"Yes, don't you?" I asked with a smile. "No dreams, Elsa, that you told to nobody?"
She flushed for a moment, then she smiled. Her smiling heartened me, and I went on in lighter vein.
"One can never be sure of being miserable," I said.
"No," she murmured softly, raising her eyes a moment to mine. The glance was brief, but hinted a coquetry whose natural play would have delighted—well, the grenadier.
She seemed very pretty, sitting there in the half-shade, with the sun catching her fair hair. I stood looking down on her; presently her eyes rose to mine.
"Not of being absolutely miserable," said I.
"You wouldn't make anybody miserable. You're kind. Aren't you kind?"
She grew grave as she put her question. I made her no answer in words; I bent down, took her hand, and kissed it. I held it, and she did not draw it away. I looked in her eyes; there I saw the alarm and the shrinking that I had expected. But to my wonder I seemed to see something else. There was excitement, a sparkle witnessed to it; I should scarcely be wrong if I called it triumph. I was suddenly struck with the idea that I had read my feelings into her too completely. It might be an exaggeration to say that she wished to marry me, but was there not something in her that found satisfaction in the thought of marrying me? I remembered with a new clearness how the little girl who rolled down the hill had thought that she would like to be a queen. At that moment this new idea of her brought me pure relief. I suppose there were obvious moralizings to be done; it was also possible to take the matter to heart, as a tribute to my position at the cost of myself. I felt no soreness, and I did no moralizing. I was honestly and fully glad that for any reason under heaven she wished to marry me.

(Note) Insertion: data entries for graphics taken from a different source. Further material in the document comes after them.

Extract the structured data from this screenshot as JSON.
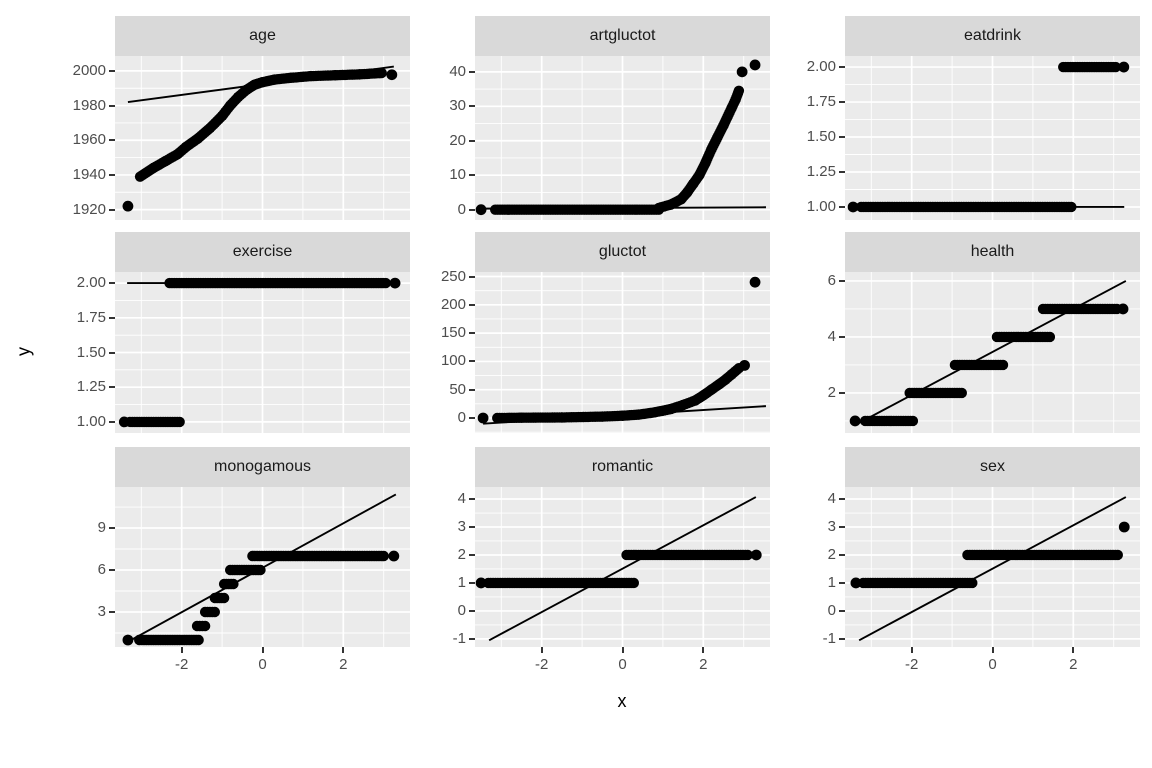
{
  "figure": {
    "xlabel": "x",
    "ylabel": "y",
    "xticks": [
      -2,
      0,
      2
    ],
    "xtick_labels": [
      "-2",
      "0",
      "2"
    ],
    "x_minor": [
      -3,
      -1,
      1,
      3
    ],
    "xlim": [
      -3.65,
      3.65
    ],
    "colors": {
      "background": "#FFFFFF",
      "panel": "#EBEBEB",
      "strip": "#D9D9D9",
      "grid": "#FFFFFF",
      "point": "#000000",
      "qq_line": "#000000",
      "axis_text": "#4D4D4D",
      "strip_text": "#1A1A1A",
      "tick_mark": "#333333"
    }
  },
  "chart_data": [
    {
      "facet": "age",
      "type": "scatter",
      "ylim": [
        1914,
        2008.6
      ],
      "yticks": [
        1920,
        1940,
        1960,
        1980,
        2000
      ],
      "ytick_labels": [
        "1920",
        "1940",
        "1960",
        "1980",
        "2000"
      ],
      "qq_line": [
        -3.33,
        1982,
        3.25,
        2002.5
      ],
      "point_runs": [
        [
          [
            -3.03,
            1939
          ],
          [
            -2.7,
            1944
          ],
          [
            -2.4,
            1948
          ],
          [
            -2.1,
            1952
          ],
          [
            -1.9,
            1956
          ],
          [
            -1.6,
            1961
          ],
          [
            -1.3,
            1967
          ],
          [
            -1.0,
            1974
          ],
          [
            -0.8,
            1980
          ],
          [
            -0.6,
            1985
          ],
          [
            -0.4,
            1989
          ],
          [
            -0.2,
            1992
          ],
          [
            0,
            1993.5
          ],
          [
            0.3,
            1995
          ],
          [
            0.7,
            1996
          ],
          [
            1.2,
            1997
          ],
          [
            1.8,
            1997.5
          ],
          [
            2.4,
            1998
          ],
          [
            2.95,
            1998.8
          ]
        ]
      ],
      "outlier_points": [
        [
          -3.33,
          1922
        ],
        [
          3.2,
          1997.8
        ]
      ]
    },
    {
      "facet": "artgluctot",
      "type": "scatter",
      "ylim": [
        -3,
        44.6
      ],
      "yticks": [
        0,
        10,
        20,
        30,
        40
      ],
      "ytick_labels": [
        "0",
        "10",
        "20",
        "30",
        "40"
      ],
      "qq_line": [
        -3.45,
        0.3,
        3.55,
        0.7
      ],
      "point_runs": [
        [
          [
            -3.15,
            0
          ],
          [
            0.9,
            0
          ]
        ],
        [
          [
            0.9,
            0.5
          ],
          [
            1.2,
            1.5
          ],
          [
            1.45,
            3
          ],
          [
            1.6,
            5
          ],
          [
            1.75,
            7.5
          ],
          [
            1.9,
            10
          ],
          [
            2.05,
            13.5
          ],
          [
            2.2,
            17.5
          ],
          [
            2.35,
            21
          ],
          [
            2.5,
            24.5
          ],
          [
            2.6,
            27
          ],
          [
            2.7,
            29.5
          ],
          [
            2.8,
            32
          ],
          [
            2.88,
            34.5
          ]
        ]
      ],
      "outlier_points": [
        [
          -3.5,
          0
        ],
        [
          2.96,
          40
        ],
        [
          3.28,
          42
        ]
      ]
    },
    {
      "facet": "eatdrink",
      "type": "scatter",
      "ylim": [
        0.907,
        2.079
      ],
      "yticks": [
        1,
        1.25,
        1.5,
        1.75,
        2
      ],
      "ytick_labels": [
        "1.00",
        "1.25",
        "1.50",
        "1.75",
        "2.00"
      ],
      "qq_line": [
        -3.42,
        1.0,
        3.26,
        1.0
      ],
      "point_runs": [
        [
          [
            -3.25,
            1
          ],
          [
            1.95,
            1
          ]
        ],
        [
          [
            1.75,
            2
          ],
          [
            3.05,
            2
          ]
        ]
      ],
      "outlier_points": [
        [
          -3.45,
          1
        ],
        [
          3.25,
          2
        ]
      ]
    },
    {
      "facet": "exercise",
      "type": "scatter",
      "ylim": [
        0.92,
        2.08
      ],
      "yticks": [
        1,
        1.25,
        1.5,
        1.75,
        2
      ],
      "ytick_labels": [
        "1.00",
        "1.25",
        "1.50",
        "1.75",
        "2.00"
      ],
      "qq_line": [
        -3.35,
        2.0,
        3.35,
        2.0
      ],
      "point_runs": [
        [
          [
            -3.28,
            1
          ],
          [
            -2.05,
            1
          ]
        ],
        [
          [
            -2.3,
            2
          ],
          [
            3.05,
            2
          ]
        ]
      ],
      "outlier_points": [
        [
          -3.42,
          1
        ],
        [
          3.28,
          2
        ]
      ]
    },
    {
      "facet": "gluctot",
      "type": "scatter",
      "ylim": [
        -26.5,
        258
      ],
      "yticks": [
        0,
        50,
        100,
        150,
        200,
        250
      ],
      "ytick_labels": [
        "0",
        "50",
        "100",
        "150",
        "200",
        "250"
      ],
      "qq_line": [
        -3.45,
        -10,
        3.55,
        21
      ],
      "point_runs": [
        [
          [
            -3.1,
            0
          ],
          [
            -2.5,
            0.5
          ],
          [
            -1.5,
            1
          ],
          [
            -0.5,
            2.5
          ],
          [
            0,
            4
          ],
          [
            0.4,
            6
          ],
          [
            0.8,
            10
          ],
          [
            1.2,
            16
          ],
          [
            1.5,
            23
          ],
          [
            1.8,
            31
          ],
          [
            2.0,
            40
          ],
          [
            2.2,
            50
          ],
          [
            2.4,
            60
          ],
          [
            2.55,
            68
          ],
          [
            2.7,
            77
          ],
          [
            2.88,
            88
          ]
        ]
      ],
      "outlier_points": [
        [
          -3.45,
          0
        ],
        [
          3.02,
          93
        ],
        [
          3.28,
          240
        ]
      ]
    },
    {
      "facet": "health",
      "type": "scatter",
      "ylim": [
        0.57,
        6.32
      ],
      "yticks": [
        2,
        4,
        6
      ],
      "ytick_labels": [
        "2",
        "4",
        "6"
      ],
      "qq_line": [
        -3.3,
        0.93,
        3.3,
        6.0
      ],
      "point_runs": [
        [
          [
            -3.15,
            1
          ],
          [
            -1.97,
            1
          ]
        ],
        [
          [
            -2.05,
            2
          ],
          [
            -0.76,
            2
          ]
        ],
        [
          [
            -0.93,
            3
          ],
          [
            0.26,
            3
          ]
        ],
        [
          [
            0.11,
            4
          ],
          [
            1.42,
            4
          ]
        ],
        [
          [
            1.25,
            5
          ],
          [
            3.08,
            5
          ]
        ]
      ],
      "outlier_points": [
        [
          -3.4,
          1
        ],
        [
          3.23,
          5
        ]
      ]
    },
    {
      "facet": "monogamous",
      "type": "scatter",
      "ylim": [
        0.5,
        11.93
      ],
      "yticks": [
        3,
        6,
        9
      ],
      "ytick_labels": [
        "3",
        "6",
        "9"
      ],
      "qq_line": [
        -3.25,
        1.0,
        3.3,
        11.4
      ],
      "point_runs": [
        [
          [
            -3.05,
            1
          ],
          [
            -1.58,
            1
          ]
        ],
        [
          [
            -1.62,
            2
          ],
          [
            -1.42,
            2
          ]
        ],
        [
          [
            -1.42,
            3
          ],
          [
            -1.18,
            3
          ]
        ],
        [
          [
            -1.18,
            4
          ],
          [
            -0.95,
            4
          ]
        ],
        [
          [
            -0.95,
            5
          ],
          [
            -0.72,
            5
          ]
        ],
        [
          [
            -0.8,
            6
          ],
          [
            -0.05,
            6
          ]
        ],
        [
          [
            -0.25,
            7
          ],
          [
            3.0,
            7
          ]
        ]
      ],
      "outlier_points": [
        [
          -3.33,
          1
        ],
        [
          3.25,
          7
        ]
      ]
    },
    {
      "facet": "romantic",
      "type": "scatter",
      "ylim": [
        -1.29,
        4.43
      ],
      "yticks": [
        -1,
        0,
        1,
        2,
        3,
        4
      ],
      "ytick_labels": [
        "-1",
        "0",
        "1",
        "2",
        "3",
        "4"
      ],
      "qq_line": [
        -3.3,
        -1.05,
        3.3,
        4.07
      ],
      "point_runs": [
        [
          [
            -3.32,
            1
          ],
          [
            0.28,
            1
          ]
        ],
        [
          [
            0.1,
            2
          ],
          [
            3.1,
            2
          ]
        ]
      ],
      "outlier_points": [
        [
          -3.5,
          1
        ],
        [
          3.31,
          2
        ]
      ]
    },
    {
      "facet": "sex",
      "type": "scatter",
      "ylim": [
        -1.29,
        4.43
      ],
      "yticks": [
        -1,
        0,
        1,
        2,
        3,
        4
      ],
      "ytick_labels": [
        "-1",
        "0",
        "1",
        "2",
        "3",
        "4"
      ],
      "qq_line": [
        -3.3,
        -1.05,
        3.3,
        4.07
      ],
      "point_runs": [
        [
          [
            -3.2,
            1
          ],
          [
            -0.5,
            1
          ]
        ],
        [
          [
            -0.62,
            2
          ],
          [
            3.1,
            2
          ]
        ]
      ],
      "outlier_points": [
        [
          -3.38,
          1
        ],
        [
          3.26,
          3
        ]
      ]
    }
  ]
}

Moreover this touch of a not repulsive worldliness in her sapped some of my scruples. What I was doing no longer seemed sacrilege. She had one foot on earth already then, this pretty Elsa, lightly poised perhaps, and quite ethereal, yet in the end resting on this common earth of ours. She would get used to me, as William Adolphus put it, all the sooner. I took courage. The spirit of the scene gained some hold on me. I grew less repressed in manner, more ardent in looks. I lost my old desire not to magnify what I felt. The coquetry in her waged now an equal battle with her timidity.
"You're sure you like me?" she asked.